Sbatté gli occhietti, arricciando il nasetto quando il panno bianco passò di nuovo sul proprio muso, fece fatica a trattenersi dall'istinto di morderlo e sentirne la consistenza sotto ai denti, ma aveva imparato sulla propria pelle e sul proprio pelo che gli umani erano cattivi e non voleva che questi due facessero male a lui o a Jensen, come quello da cui erano scappati: il mostro.
Rimase immobile, aspettando paziente che l'umano si stancasse di solleticargli il muso, mentre le orecchie erano tese a captare qualsiasi rumore sospetto.
I baffetti vibrarono sotto al sospiro di sollievo che tirò quando la mano si allontanò da lui, era così grande che riusciva a coprirlo tutto quanto e, se avesse voluto avrebbe potuto schiacciarlo in un colpo solo, eppure durante il viaggio in quella strana scatola con le ruote, li aveva entrambi carezzati gentilmente e li aveva tenuti al caldo, in quella cosa enorme di stoffa marrone che aveva il suo stesso odore. Un buon odore, dopotutto.

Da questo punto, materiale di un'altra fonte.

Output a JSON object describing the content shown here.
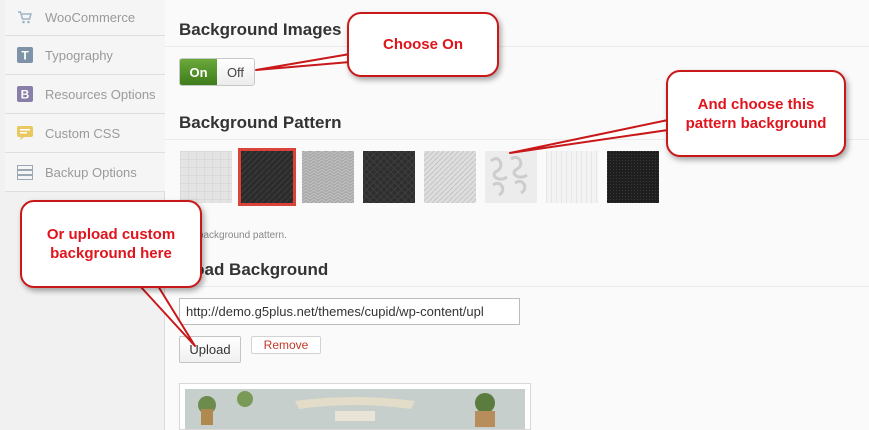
{
  "sidebar": {
    "items": [
      {
        "label": "WooCommerce",
        "icon": "cart-icon"
      },
      {
        "label": "Typography",
        "icon": "typography-icon"
      },
      {
        "label": "Resources Options",
        "icon": "resources-icon"
      },
      {
        "label": "Custom CSS",
        "icon": "css-icon"
      },
      {
        "label": "Backup Options",
        "icon": "backup-icon"
      }
    ]
  },
  "main": {
    "background_images": {
      "title": "Background Images",
      "toggle_on": "On",
      "toggle_off": "Off",
      "state": "on"
    },
    "background_pattern": {
      "title": "Background Pattern",
      "hint": "ct a background pattern.",
      "selected_index": 1
    },
    "upload_background": {
      "title": "pload Background",
      "url_value": "http://demo.g5plus.net/themes/cupid/wp-content/upl",
      "upload_label": "Upload",
      "remove_label": "Remove"
    }
  },
  "callouts": {
    "choose_on": "Choose On",
    "choose_pattern": "And choose this pattern background",
    "upload_custom": "Or upload custom background here"
  },
  "colors": {
    "accent_red": "#d9433a",
    "callout_text": "#e0141c",
    "toggle_green": "#4f8f27"
  }
}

Si sollevò sulle zampette, guardandole affondare buffamente su quello che aveva imparato chiamarsi materasso. Il mostro ne aveva uno simile, grande solo un terzo, duro, scomodo e che puzzava in modo fastidioso; alle volte li buttava lì, quando era troppo annoiato per torturarli o trovare nuovi modi per spaventarli, dimenticandosene per giorni. Questo non aveva un odore particolarmente buono, ma sembrava più comodo ed era abbastanza grande da ospitare perfino l'umano con quelle sue gambe spaventosamente lunghe.
Non ne aveva mai visti di così grandi. Era enorme, almeno quanto la strana casa di cartone in cui li aveva portati, il suo pelo (o si chiamavano capelli, quelli degli umani?) era castano, più lungo di quello dell'altro umano e gli occhi erano strani, non conosceva il nome di quel loro colore particolare, quindi si ripromise di chiederlo a Jensen. Guardò verso di lui, trovandolo ancora svenuto.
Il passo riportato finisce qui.